NASHVILLE (BPI): Ever since Dolly Parton, Linda Ronstadt and Emmylou Harris recorded their acclaimed Trio album in 1987, aficionados of that sweet harmony have been waiting for the highly touted follow-up. Asylum Records will issue Trio II Feb. 9, and the label is definitely taking the road less traveled in marketing the project.
Asylum president Evelyn Shriver says the label doesn't plan to promote a single to country radio but is instead working a single at AC radio and will concentrate on creating awareness through media and a strong push at retail.
"Our whole advertising campaign is going to be: 'the album you've waited years to hear,'" she says.
According to Harris, she, Parton and Ronstadt enjoyed working on the first album and had been trying for years to do a second one. "We always loved the first record, and we got together again, thinking we could deal with those scheduling things. We did get another one finished," Harris says of the project, which was actually completed four years ago, "but we weren't able to promote it. So we sort of just let it lie around. Then we finally just said, 'Oh, let's just put it out. We won't worry about the fact that we can't tour [behind] it, just let it have whatever kind of life it's going to have on its own.'"
When asked if they were at all concerned about following up the success of the first one, Harris replies, "Not really, it's not like we were trying to do anything different. We just like to sing together."
Harris says each brought songs to the table and voted on the songs they liked. "It was a fun process," she says. "Once we got the songs picked, it was just a matter of everybody singing the songs in different groupings with different voices and different people singing lead.
"There are some beautiful songs on here. There's a lovely Carter Family song, and there's a version of [Neil Young's] 'After The Gold Rush' which is quite extraordinary. I have a particular favorite, 'When We're Gone,' which finishes the album. It was written by a couple of my favorite artists and songwriters, Jamie O'Hara and Kieran Kane."
With the popularity of female singers in ascendency, the pioneering trio members' project would seem ripe for mass acceptance, but Harris is hesitant to peg the project's appeal to a cultural trend. "I think there was an audience for the Trio back on the first one," she says, "and hopefully there will be a little more now. I don't know that it will particularly be because we're women or just because of the type of music."
Shriver says Asylum plans to try unique approaches in marketing. "I'm trying to find the audience and not just depend on traditional ways of doing things," she says. "So we we'll do a big mailing to coffee houses."
Shriver adds that the label is also investigating other options. "We're going to do a mailing to women's bookstores," she says. "Who knew that there were any? But there are. There are hundreds of them. We are also going to do graffiti advertising in women's restrooms."
Media exposure will be a key component, and Shriver says the label plans to generate maximum visibility. "We're going to do a two-hour satellite TV tour going into major markets," she says. "We'll do heavy-duty television publicity opportunities from 'The Tonight Show' to the 'Today' show as well."

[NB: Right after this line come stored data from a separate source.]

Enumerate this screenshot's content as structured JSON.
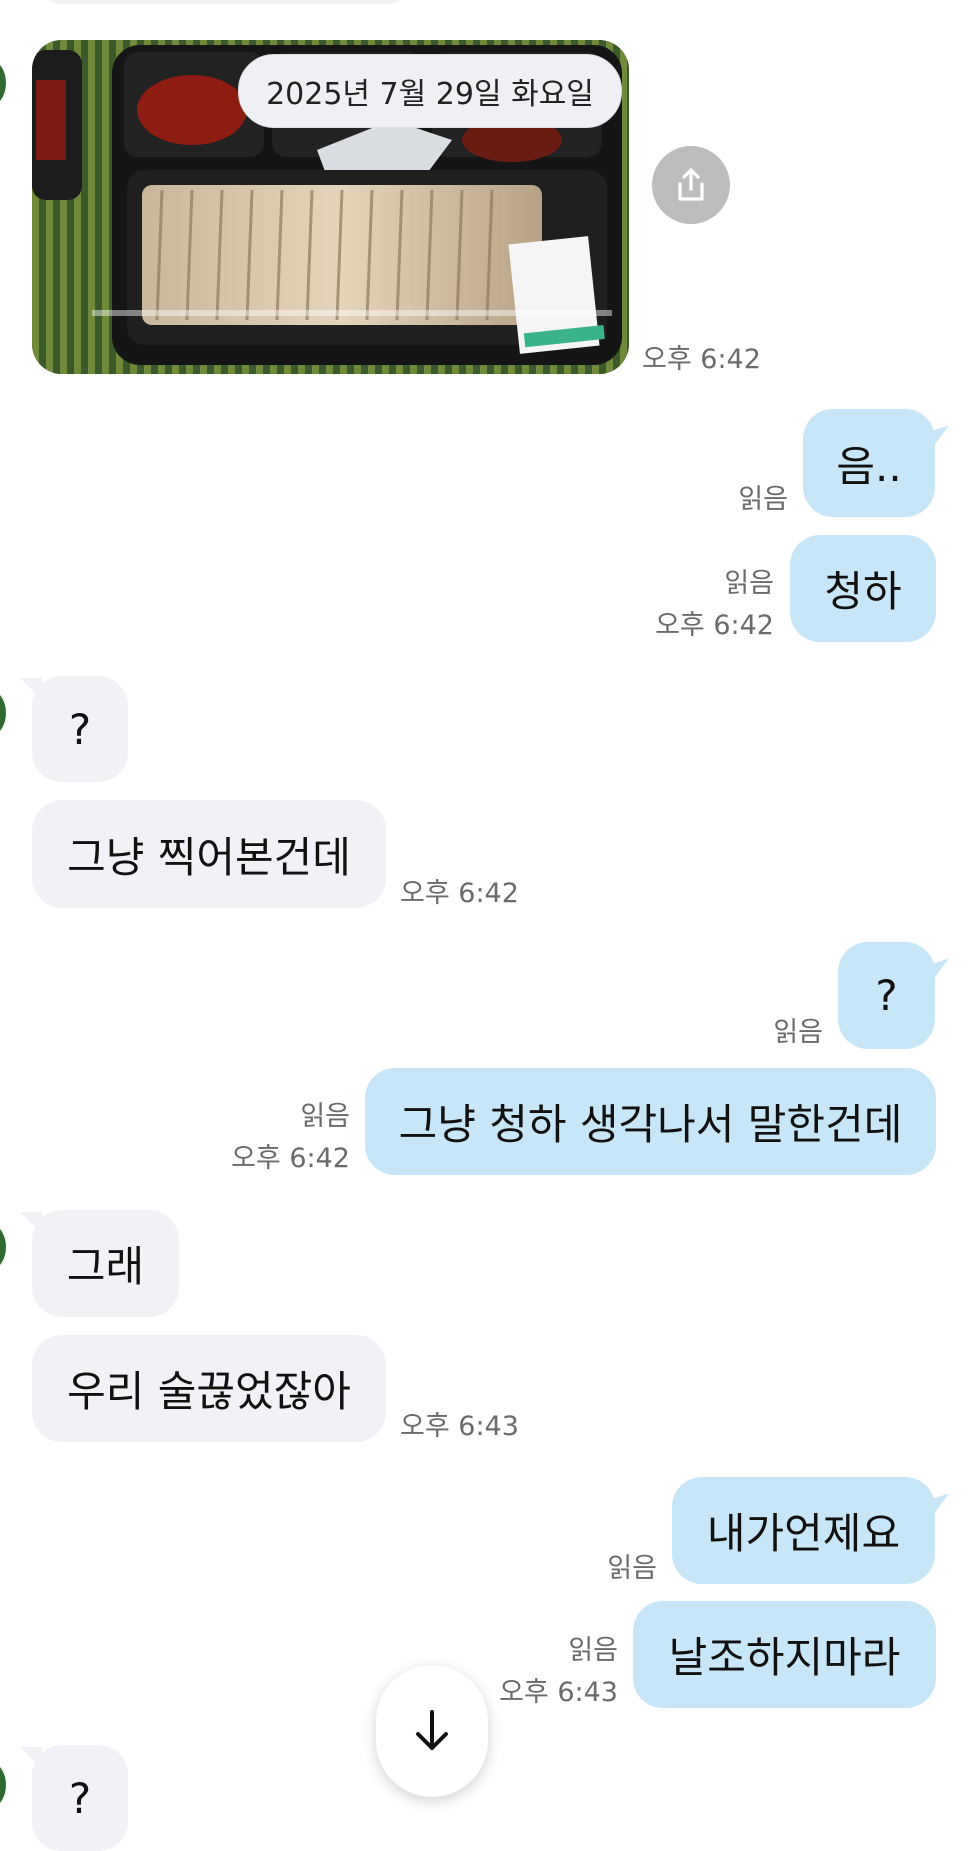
{
  "date_separator": "2025년 7월 29일 화요일",
  "photo_message": {
    "alt": "plastic takeout tray of sliced meat with side dishes",
    "time": "오후 6:42"
  },
  "share_button": {
    "icon": "share-upload-icon"
  },
  "messages": [
    {
      "dir": "out",
      "text": "음..",
      "read": "읽음"
    },
    {
      "dir": "out",
      "text": "청하",
      "read": "읽음",
      "time": "오후 6:42"
    },
    {
      "dir": "in",
      "text": "?"
    },
    {
      "dir": "in",
      "text": "그냥 찍어본건데",
      "time": "오후 6:42"
    },
    {
      "dir": "out",
      "text": "?",
      "read": "읽음"
    },
    {
      "dir": "out",
      "text": "그냥 청하 생각나서 말한건데",
      "read": "읽음",
      "time": "오후 6:42"
    },
    {
      "dir": "in",
      "text": "그래"
    },
    {
      "dir": "in",
      "text": "우리 술끊었잖아",
      "time": "오후 6:43"
    },
    {
      "dir": "out",
      "text": "내가언제요",
      "read": "읽음"
    },
    {
      "dir": "out",
      "text": "날조하지마라",
      "read": "읽음",
      "time": "오후 6:43"
    },
    {
      "dir": "in",
      "text": "?"
    }
  ],
  "scroll_down_button": {
    "icon": "arrow-down-icon"
  },
  "colors": {
    "incoming_bubble": "#f1f2f6",
    "outgoing_bubble": "#c7e7f8",
    "meta_text": "#6b6b6b"
  }
}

Tower Records Nashville general manager Jon Kerlikowske predicts that the album will do well. 'I expect there to be a lot of interest in it," he says. "Emmylou is just coming off a great project with Spyboy, and I think the Trio album will do well, especially if they get a lot of upfront publicity to let people know it's out there."
Since there are no plans for the three to tour together, Shriver says, there will be other opportunities to let consumers know the project is available. "It's turning into a real grass-roots campaign because, I think, the music is so authentic that we need to build it from that level up."
Shriver says there will be no new videos but that she plans to encourage CMT, TNN and VH1 to dust off the videos from the first album and play them again.